Metaphors About my Life

I am a thorny rose.

In comparison, a rose needs the help of water, sunlight, and other components in order to grow I also reach for the help of others when they are needed in my life. I depend on others to provide me with guidance and support so I can be able withstand the many difficulties thrown at me unexpectedly. A rose covered in thorns making it impossible to be held without being hurt an infinite amount of times. Thorns resemble the flaws I personally have and learned  to embrace openly. These thorns act as a shield and a barrier when holding this rose much like how protected my heart is when interacting with others. A rose would not be complete without it’s petals which attract many. Each petal is unique that contains different pigments, sizes, and shapes. These petals could be viewed as my personality. A rose is often admired for it’s beauty and loved by many. I’m not everyone’s favorite flower , sometimes I give people headaches and I am what some may call mainstream but I am special. There are many aspects of my personality,however they all come together to make me who I am. I am a thorny rose.

I am an elevator.

I am sociable and I love to be surrounded by people. I try to lift others up when they are down. Even when people are pushing my buttons I have a tendency to just ignore it and move on with the day. I am always there for people who need me especially if they are having difficulties. Not always does being positive work, it’s as if my happiness is out of order. When I’m back though prepared to lift others up no matter the weight on them it is quite obvious that I have been missed dearly. Although I try to accommodate as much as I can, I do have a limit which people feel the need to exceed.
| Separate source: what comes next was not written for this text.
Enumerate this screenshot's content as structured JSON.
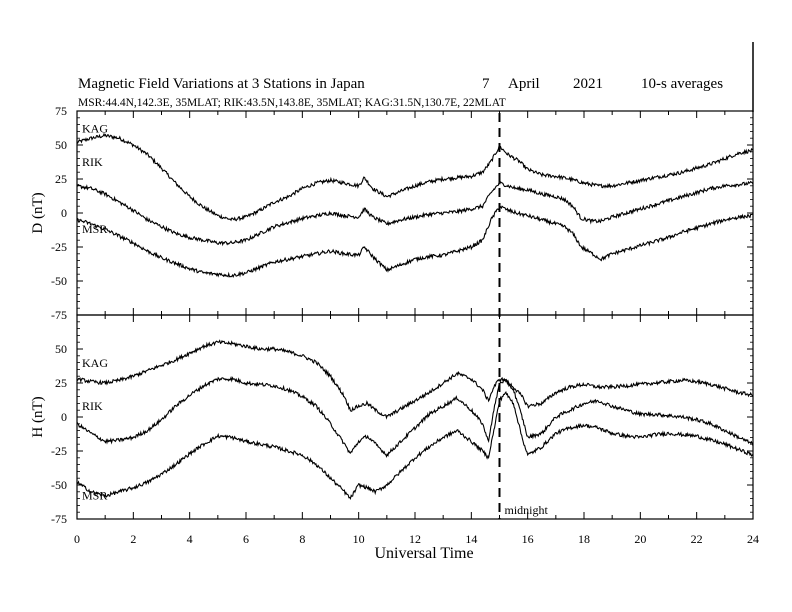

I often follow the rules but when I feel audacious I go my own way. There are moments when I break down, and only those who know me inside and out have the capability of fixing me.


Asna A.

Image Credit: ilovehdwallpapers / business2

 

 

4 comments to Metaphors About my Life

  1. ziyanak says:

    Dear Asna-

    Your Metaphor of Me struck a chord somewhere within me. Not because I felt that we are similar; in fact I think that we are very different individuals. The reason that I think your Metaphor of Me affected me so was because through your writing was borne a pride in who you are. Really and truly, just reading it gave me shivers because you were so absolute and so sure of who you were through your tone. I got the very powerful impression that you put a lot of thought into what you were writing, and I felt that through your writing, you expressed good and bad parts of yourself while proudly owning it all. This is something that I feel I have never been able to do- to truly accept myself in all my flaws and to write about it with such pleasure in just being me. I’m not sure if this tone was what you intended to put out there, but it is what I received and for me it was empowering. So thank you for that.
    As something to offer to you as a constructive criticism for the future, I found myself very distracted while reading your piece because of GUMPS errors. They were not abundant, but there was enough to take me out of the world you created in your writing. This can be fixed easily by using spell check or by getting someone to proofread your work before you post it.
    Another thing I want to complement you on before I conclude is that it delighted me to see the originality of your metaphors. An elevator… it honestly doesn’t get more original than that! I really appreciate that you found things to write about that wouldn’t create a common, an inside-the-box response. I know that a rose might seem cliché at first (and you even mention that it is mainstream in your writing) but I think that because your take on it was so different from others I have read, it didn’t matter that the rose is classically symbolic and metaphorical. You brought to it a new, personal level of depth. So thank you for the imaginative, unexpected writing, and as I said before, it’s obvious to me that you put a lot of thought and effort into this piece, which I really appreciate.
    Keep on writing, because you have a creative, out-of-the-box, and unique mind that produces original, innovative writing… and I really love that!

    Infinite Love and Gratitude,
    Ziyana

    • Asna says:

      Hi Ziyana,
      I’m thrilled that you thoroughly enjoyed the idea behind this metaphor! I will try to improve my GUMPS by proofreading before I publish my blogs.
      Thanks again!
      Sincerely, Asna

  2. bains2000 says:

    Dear Asna,
    I love your thoughts that are exemplified my both the rose and elevator. The rose example is amazing especially with reference to the thorns present on the rose stem. From the following line, “Thorns resemble the flaws I personally have and learned to embrace openly,” I admire this trait of yours. In today’s world, I feel like it can get difficult for many to showcase their flaws to the world without the fear of being judged. The simple fact that you are well beyond this is a amazing skill to possess. Moving on to the elevator reference, once again i feel like this is a perfect bulls eye hit to describe yourself. Personally knowing you from a friend standpoint, I truly believe that these references fit you perfectly and really describe who you are as a person:Great, Vibrant, Energetic, Radiant, Encouraging.
    As a simple not of improvement, I would have loved to see at least one personal direct reference to either one of these metaphorical objects as it often helps the reader to understand the piece better and overall connect better to the writing.
    Sincerely,
    Bains

  3. Asna says:

    Hi Manvir,
    Thank you so much for taking the time to read my metaphors. The fact that you enjoyed my piece overjoys me. I will keep that in mind since I like to make that connection when reading other students’ pieces. Thanks again!